What's the difference between a blue-green and a canary deployment, and how do you implement each in Kubernetes?

8 minadvancedblue-green-deploymentcanary-deploymentprogressive-delivery

Quick Answer

A blue-green deployment runs the new version fully alongside the old version, then switches all traffic over in one atomic cutover (typically by updating a Service's label selector) — rollback is instant, but requires double the resources temporarily and offers no gradual, partial-traffic validation. A canary deployment gradually shifts a small, increasing percentage of traffic to the new version while most traffic still goes to the old one, letting you validate the new version under a limited slice of real production traffic before fully committing — typically requiring a service mesh or Ingress controller with traffic-splitting capability, since Kubernetes's core Deployment rolling update mechanism doesn't natively support percentage-based traffic splitting on its own.

Detailed Answer

Blue-green — two full environments, instant cutover

# "Blue" (current, live) Deployment
apiVersion: apps/v1
kind: Deployment
metadata:
  name: web-blue
spec:
  replicas: 5
  selector:
    matchLabels:
      app: web
      version: blue
  template:
    metadata:
      labels:
        app: web
        version: blue
    spec:
      containers:
        - image: myapp:1.0
# "Green" (new version), deployed ALONGSIDE blue, not yet receiving traffic
apiVersion: apps/v1
kind: Deployment
metadata:
  name: web-green
spec:
  replicas: 5
  selector:
    matchLabels:
      app: web
      version: green
  template:
    metadata:
      labels:
        app: web
        version: green
    spec:
      containers:
        - image: myapp:2.0
# Service currently points at "blue" -- cutover happens by changing this selector
apiVersion: v1
kind: Service
metadata:
  name: web
spec:
  selector:
    app: web
    version: blue    # <-- change this to "green" to cut over ALL traffic at once

Both full versions run simultaneously (doubling resource usage temporarily), and the switch is a single, near-instant change to the Service's selector — every request after the switch goes to the new version, and rollback is equally instant (just switch the selector back).

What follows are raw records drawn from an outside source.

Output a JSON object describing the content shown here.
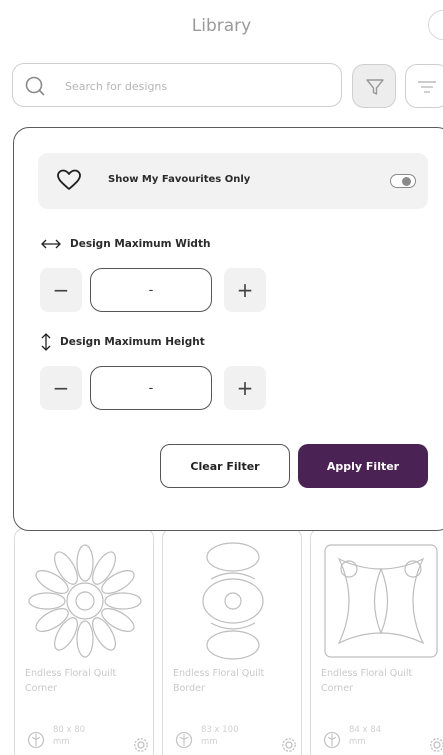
{
  "header": {
    "title": "Library"
  },
  "search": {
    "placeholder": "Search for designs"
  },
  "filter": {
    "favourites_label": "Show My Favourites Only",
    "favourites_enabled": false,
    "width": {
      "label": "Design Maximum Width",
      "value": "-",
      "minus": "−",
      "plus": "+"
    },
    "height": {
      "label": "Design Maximum Height",
      "value": "-",
      "minus": "−",
      "plus": "+"
    },
    "clear_label": "Clear Filter",
    "apply_label": "Apply Filter"
  },
  "cards": [
    {
      "name": "Endless Floral Quilt Corner",
      "size": "80 x 80",
      "unit": "mm"
    },
    {
      "name": "Endless Floral Quilt Border",
      "size": "83 x 100",
      "unit": "mm"
    },
    {
      "name": "Endless Floral Quilt Corner",
      "size": "84 x 84",
      "unit": "mm"
    }
  ],
  "colors": {
    "accent": "#4a2254",
    "panel_border": "#5b5b5b",
    "row_bg": "#f2f2f2"
  },
  "icons": [
    "search-icon",
    "filter-icon",
    "sort-icon",
    "heart-icon",
    "width-arrows-icon",
    "height-arrows-icon",
    "hoop-icon",
    "gear-icon"
  ]
}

There's no gradual traffic-splitting phase — it's fully off or fully on for each version.

Canary — gradual, partial traffic shift

# 90% of traffic to the stable version, 10% to the canary --
# this typically requires something beyond a plain Kubernetes Service,
# since Services load-balance evenly across all matching endpoints,
# not by a configurable percentage split.

Plain Kubernetes Services have no native concept of "send 10% of traffic here, 90% there" — achieving genuine percentage-based traffic splitting requires additional tooling:

  • Ingress controllers with canary annotations (e.g., NGINX Ingress's nginx.ingress.kubernetes.io/canary-weight annotation) — a simpler, Ingress-layer approach.
  • Service mesh traffic splitting (Istio's VirtualService weighted routing, Linkerd's traffic split) — more powerful, supporting fine-grained routing rules (by header, by percentage, gradually shifting over time) at the service-mesh layer.
  • Progressive delivery controllers (Argo Rollouts, Flagger) — purpose-built tools that automate the entire canary process: gradually shifting traffic percentages on a schedule, automatically querying metrics (error rate, latency) at each step, and automatically rolling back if the canary's metrics look worse than the stable version's — without needing to manually watch and adjust percentages by hand.
# Simplified Argo Rollouts canary strategy concept
apiVersion: argoproj.io/v1alpha1
kind: Rollout
spec:
  strategy:
    canary:
      steps:
        - setWeight: 10      # send 10% of traffic to the new version
        - pause: {duration: 10m}   # wait, observe metrics
        - setWeight: 50
        - pause: {duration: 10m}
        - setWeight: 100     # fully cut over

Comparing the two

Blue-greenCanary
Resource cost during rolloutDouble (both full versions running)Only slightly more (canary is usually a small extra replica count)
Rollback speedInstant (flip the selector back)Also fast, but may involve gradually shifting traffic back
Real production traffic validation before full commitNo — it's all-or-nothing at cutoverYes — the whole point is validating under a real (if limited) slice of production traffic
Native Kubernetes supportAchievable with plain Services + relabelingRequires additional tooling (Ingress annotations, service mesh, or Argo Rollouts/Flagger)
Best forSimpler risk profiles, or when partial-traffic validation isn't feasible/neededHigher-risk changes where gradually validating real user impact before full rollout matters

Why rolling updates alone (the Deployment default) aren't the same as either

A standard rolling update (see the workload controllers topic) gradually replaces old Pods with new ones, but every Pod — old or new — receives an equal, undifferentiated share of traffic throughout the process; there's no deliberate "send only a controlled fraction of traffic to the new version and watch its metrics before proceeding" logic the way a true canary strategy has, and no "two full parallel environments, instant atomic switch" behavior the way blue-green has. Rolling updates are a reasonable default for many workloads, but blue-green and canary are deliberate strategies reached for when the additional safety/control they provide is specifically worth the added complexity.